Hi Justin, welcome aboard...another DC person here--yeah! Tell Bob Smith & Blair I say howdy.... 

-wolf


----------



## jrlang (Jan 13, 2004)

wolf825 said:


> Hi Justin, welcome aboard...another DC person here--yeah! Tell Bob Smith & Blair I say howdy....
> 
> -wolf



Unfourtuntly, Bob no longer works for us. He has way to much side business and decided to make that his career. He is doing pretty well at it. But I will definatly tell Blair howdy for you.


----------



## wolf825 (Jan 13, 2004)

jrlang said:


> wolf825 said:
> 
> 
> > Hi Justin, welcome aboard...another DC person here--yeah! Tell Bob Smith & Blair I say howdy....
> ...



hehehehe...Bob was always busy with side stuff for as long as I've known him..not surprising. I always bump into him somewhere around town..
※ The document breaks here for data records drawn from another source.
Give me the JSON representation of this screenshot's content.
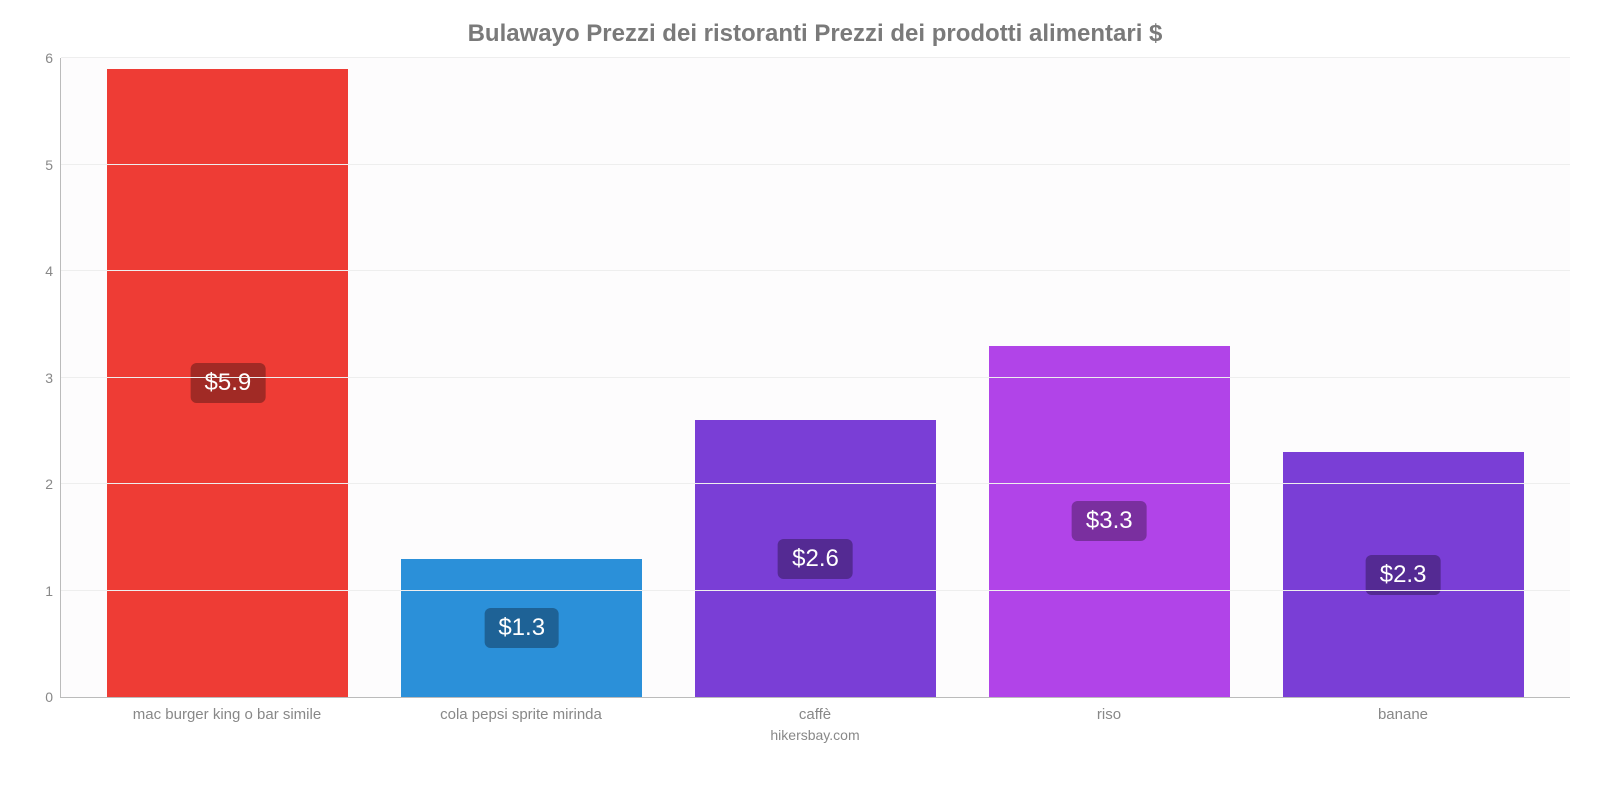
{
  "chart": {
    "type": "bar",
    "title": "Bulawayo Prezzi dei ristoranti Prezzi dei prodotti alimentari $",
    "title_fontsize": 24,
    "title_color": "#7a7a7a",
    "background_color": "#ffffff",
    "plot_background_color": "#fdfcfd",
    "grid_color": "#eeeeee",
    "axis_color": "#bbbbbb",
    "tick_label_color": "#888888",
    "tick_fontsize": 14,
    "xlabel_fontsize": 15,
    "ylim": [
      0,
      6
    ],
    "ytick_step": 1,
    "yticks": [
      0,
      1,
      2,
      3,
      4,
      5,
      6
    ],
    "bar_width": 0.82,
    "value_badge_fontsize": 24,
    "value_badge_text_color": "#ffffff",
    "value_badge_radius": 6,
    "categories": [
      "mac burger king o bar simile",
      "cola pepsi sprite mirinda",
      "caffè",
      "riso",
      "banane"
    ],
    "values": [
      5.9,
      1.3,
      2.6,
      3.3,
      2.3
    ],
    "value_labels": [
      "$5.9",
      "$1.3",
      "$2.6",
      "$3.3",
      "$2.3"
    ],
    "bar_colors": [
      "#ee3c35",
      "#2b90d9",
      "#7a3ed6",
      "#b144e8",
      "#7a3ed6"
    ],
    "badge_colors": [
      "#a12a25",
      "#1e6296",
      "#542a93",
      "#7a2f9f",
      "#542a93"
    ],
    "attribution": "hikersbay.com"
  }
}
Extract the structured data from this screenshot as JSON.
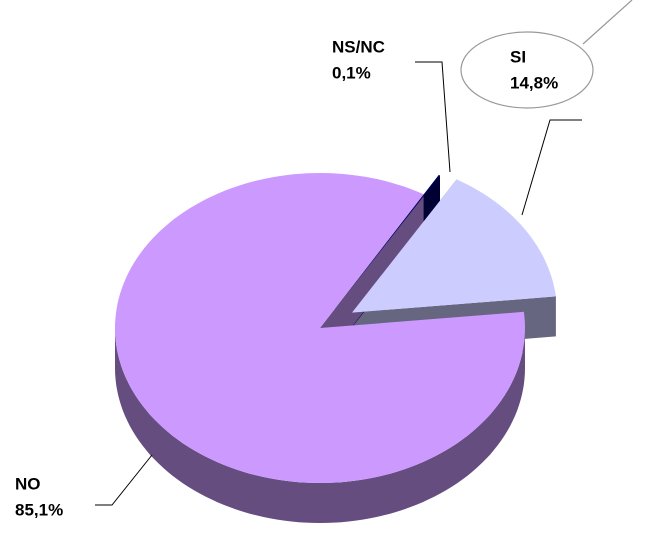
{
  "chart_data": {
    "type": "pie",
    "categories": [
      "NO",
      "NS/NC",
      "SI"
    ],
    "values": [
      85.1,
      0.1,
      14.8
    ],
    "value_labels": [
      "85,1%",
      "0,1%",
      "14,8%"
    ],
    "colors": [
      "#cc99ff",
      "#000066",
      "#ccccff"
    ]
  }
}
Welcome aboard to the Controlbooth! Hope you have fun advising and contributing to questions asked, and as well please asking questions. You can never stop learning in this industry. 

-wolf


----------



## jrlang (Jan 13, 2004)

wolf825 said:


> jrlang said:
> 
> 
> > wolf825 said:
> ...



thanks for the welcome. Stop by the office some time and say hi. I'll have a t-shirt waiting.


----------



## wemeck (Jan 13, 2004)

Welcome! Look like from the look of your avatar that you are a Dogma Fan! Some of my crew kids and I are big fans of Kevin Smith, and are awaiting his next movie in March 2004. 

http://viewaskew.com/

Hope to see you around the forums.[/url]


----------



## dvsDave (Jan 13, 2004)

Hey Justin!

Another East Coaster!! Wonderful!! I am your webmaster, dvsDave, and I just wanted to welcome you to the site!! 

I live right over the Potomac in Virginia... In fact yoru company did the install on my high school, Stone Bridge High School in Ashburn, VA!

glad to have you around the forums!!

-dvsDave


----------



## jrlang (Jan 13, 2004)

dvsDave said:


> Hey Justin!
> 
> Another East Coaster!! Wonderful!! I am your webmaster, dvsDave, and I just wanted to welcome you to the site!!
> 
> ...



I was just looking over Stone Bridge's archive. Looks like you guys got a nice little system. How is the unison system handleing, good? 
Looks like you guys also got a nice little black box setup, sweet!

And thanks for the welcome


----------



## HMOcidalmaniac (Jan 16, 2004)

howdy- i might pick your brain occasionally as well-


----------